I’ve settled into a pattern of reading the wordless graphic novel Cinema Panopticum. Once a week, I read 8 pages and get a concentration headache during it. Afterward I do something mindless until I recover my energy. It’s good!
Each page has from one to four pencil sketch panels. I take in a panel as a whole and then study the drawn details carefully before moving on to the next panel. I may talk to myself silently when deciphering the facial expressions or what I think is happening. When I reach the end of a page, I recall what I saw out loud. Then I turn the page.
If I forget something, which I usually don’t, I will re-study the relevant panel(s). On the odd occasion when I realize further along in the story that I misinterpreted an earlier panel or facial expression, I’ll go back and take another look.

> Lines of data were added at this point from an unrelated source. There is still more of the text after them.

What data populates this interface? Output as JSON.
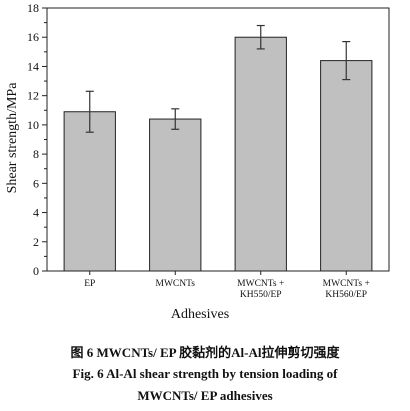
{
  "chart_data": {
    "type": "bar",
    "categories": [
      "EP",
      "MWCNTs",
      "MWCNTs +\nKH550/EP",
      "MWCNTs +\nKH560/EP"
    ],
    "values": [
      10.9,
      10.4,
      16.0,
      14.4
    ],
    "errors": [
      1.4,
      0.7,
      0.8,
      1.3
    ],
    "xlabel": "Adhesives",
    "ylabel": "Shear strength/MPa",
    "ylim": [
      0,
      18
    ],
    "yticks": [
      0,
      2,
      4,
      6,
      8,
      10,
      12,
      14,
      16,
      18
    ],
    "grid": false,
    "bar_color": "#c0c0c0",
    "error_bar_color": "#333333"
  },
  "caption": {
    "chinese": "图 6   MWCNTs/ EP 胶黏剂的Al-Al拉伸剪切强度",
    "english_line1": "Fig. 6   Al-Al shear strength by tension loading of",
    "english_line2": "MWCNTs/ EP adhesives"
  }
}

It’s hard work, but I enjoy it cuz … it’s a book!
Last weekend, I tested my long-term recall of what I had read up until where I’d last left off. I had good recall of the book’s intro scenes and the first novelette, The Hotel. I took longer to recall the second novelette, The Champion, and I remembered its events out of order (I did know what order they were in, but memory often has more trouble recalling the middle of something than the beginning and end, and that’s what happened).
But to my horror, I had zero recall of the third novelette – what I’d read only 7 days earlier. I thought I recalled the title at least. But nope. “The Enterprise” is not the same as “The Experiment”!
It’s kind of weird I had more trouble remembering the recent reading than the first part of the book I’d read way back on March 19th. You’d think it would be the other way around. But thinking it over … I talked about the novel and first novelette a bit. I talked about the second one less so and the third one not at all.
Talking about what you’ve read aids recall. Gotta remember that.
Anyway, after testing my long-term recall, I began my weekly reading session with re-reading page one of the third novelette, The Experiment. Got the usual headache but much quicker. On the bright side, by the sixth page, I was being drawn into the story.
It’s hard to engage with anything with a broken brain so it’s exciting it happened at all!